El texto de Mateo comprende, después de la genealogía, cinco escenas caracterizadas por una cita profética de cumplimiento. Tres de ellas tienen en el centro un sueño de José, cuyo fin es mostrar el origen divino de los acontecimientos. Los hechos que se narran son: el anuncio a José del nacimiento de Jesús, la venida de los magos, la huida a Egipto, la matanza de los inocentes, el regreso de Egipto. Las referencias al Antiguo Testamento van más allá de las citas explícitas, y comprenden el tema del nacimiento del rey mesías, de la adoración de los pueblos, del reconocimiento profético de Balaán, del intento del faraón de matar a Moisés.

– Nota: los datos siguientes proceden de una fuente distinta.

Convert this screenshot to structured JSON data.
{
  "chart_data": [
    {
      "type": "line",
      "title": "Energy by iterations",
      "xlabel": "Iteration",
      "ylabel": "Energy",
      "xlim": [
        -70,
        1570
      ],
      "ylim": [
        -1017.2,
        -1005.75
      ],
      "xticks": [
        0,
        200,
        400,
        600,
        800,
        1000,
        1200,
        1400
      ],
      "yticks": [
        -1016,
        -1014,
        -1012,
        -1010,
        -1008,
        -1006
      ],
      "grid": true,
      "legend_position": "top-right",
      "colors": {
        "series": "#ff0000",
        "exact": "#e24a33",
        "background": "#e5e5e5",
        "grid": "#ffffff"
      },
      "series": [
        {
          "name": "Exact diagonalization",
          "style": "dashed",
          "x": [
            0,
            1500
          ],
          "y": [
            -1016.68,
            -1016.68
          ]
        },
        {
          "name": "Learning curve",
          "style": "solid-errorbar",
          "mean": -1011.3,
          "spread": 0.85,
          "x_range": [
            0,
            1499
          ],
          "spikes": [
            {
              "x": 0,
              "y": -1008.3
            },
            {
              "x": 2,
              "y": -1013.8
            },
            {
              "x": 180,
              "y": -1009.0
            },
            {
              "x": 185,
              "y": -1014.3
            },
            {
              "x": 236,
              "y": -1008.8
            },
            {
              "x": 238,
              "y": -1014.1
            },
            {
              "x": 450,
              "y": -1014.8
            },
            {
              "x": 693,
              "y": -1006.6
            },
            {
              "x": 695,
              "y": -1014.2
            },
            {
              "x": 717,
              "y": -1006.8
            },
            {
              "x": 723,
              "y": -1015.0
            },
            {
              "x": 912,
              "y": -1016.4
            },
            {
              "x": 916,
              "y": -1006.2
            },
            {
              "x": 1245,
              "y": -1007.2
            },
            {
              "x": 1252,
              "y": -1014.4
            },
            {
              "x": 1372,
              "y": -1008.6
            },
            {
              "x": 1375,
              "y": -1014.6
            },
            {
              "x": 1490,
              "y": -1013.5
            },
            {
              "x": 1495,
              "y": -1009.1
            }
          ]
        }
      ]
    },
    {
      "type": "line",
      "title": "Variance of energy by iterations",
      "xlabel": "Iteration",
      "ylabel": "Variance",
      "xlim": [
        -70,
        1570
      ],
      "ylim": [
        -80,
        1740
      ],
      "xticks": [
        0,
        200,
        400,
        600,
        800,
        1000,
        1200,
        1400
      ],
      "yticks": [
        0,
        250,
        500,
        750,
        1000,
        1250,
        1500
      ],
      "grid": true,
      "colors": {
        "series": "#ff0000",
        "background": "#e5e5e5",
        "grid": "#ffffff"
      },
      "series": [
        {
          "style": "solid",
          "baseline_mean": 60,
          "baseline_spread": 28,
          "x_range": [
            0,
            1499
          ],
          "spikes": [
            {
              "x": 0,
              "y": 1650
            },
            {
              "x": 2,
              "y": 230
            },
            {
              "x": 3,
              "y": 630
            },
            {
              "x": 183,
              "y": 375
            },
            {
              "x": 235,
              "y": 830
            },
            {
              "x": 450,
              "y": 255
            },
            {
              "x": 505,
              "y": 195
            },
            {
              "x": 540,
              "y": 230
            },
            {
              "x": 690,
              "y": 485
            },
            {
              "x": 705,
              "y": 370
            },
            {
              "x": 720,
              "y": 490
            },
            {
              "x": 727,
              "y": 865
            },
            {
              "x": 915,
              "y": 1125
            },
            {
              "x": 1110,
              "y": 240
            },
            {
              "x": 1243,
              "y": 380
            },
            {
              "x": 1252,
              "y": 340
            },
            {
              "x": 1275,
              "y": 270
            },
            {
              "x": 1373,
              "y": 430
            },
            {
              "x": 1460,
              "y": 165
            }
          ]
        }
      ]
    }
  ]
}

El objetivo primordial de estos episodios cargados de simbologías y de alusiones parece ser la creación de un vínculo entre lo que nosotros llamamos AT y la misión salvífica de Jesús. El es el mesías de Israel, como lo demuestra la genealogía, pero es también el Hijo de Dios vivo; más aún, el Dios con nosotros. El carácter extraordinario de su nacimiento es signo de la unicidad de su persona y de su doble procedencia de Dios y de la historia de Israel. En cierto sentido, Jesús reencarna y revive algunos episodios esenciales de la vida de Israel, sobre todo la salvación de Egipto. En conexión con esta profunda solidaridad con Israel está el drama que Mateo anticipa en los sucesos de la infancia, aunque sólo llegue a revelarse plenamente en los episodios pospascuales. Los dirigentes de Israel, prefigurados aquí en los sacerdotes y en Herodes, se niegan a reconocerlo, a diferencia de los paganos, prefigurados en los magos, que lo proclaman precisamente rey de Israel y, en cuanto tal, Señor suyo. La amenaza de muerte que Jesús logra esquivar es ya una prefiguración de su liberación por obra de Dios de aquella cruz que le impondrá otra autoridad, extranjera como Herodes, pero apoyada en las autoridades judías. José es el símbolo del pueblo de Israel, que reconoce en Jesús al Hijo de Dios y consigue ofrecerlo a la adoración tanto de los israelitas como de los paganos creyentes. Por eso la historia de la infancia concluye con el viaje a Nazaret, a aquella Galilea de los gentiles de la que partirá más tarde la misión del Jesús adulto. La narración mateana de la infancia tiene, por consiguiente, como finalidad servir de quicio entre la fe del antiguo Israel y la salvación definitiva que se lleva a cabo en Jesús; intenta mostrar cómo en Jesús llega Israel al cumplimiento de su vocación, precisamente porque todas las gentes vienen a adorarlo, a pesar de los obstáculos que las mismas autoridades judías se empeñan en poner. Es un relato que supone la pascua, la misión y una cristología ya madura. Proviene de una comunidad que ha sufrido el drama de la incredulidad de los grupos judíos.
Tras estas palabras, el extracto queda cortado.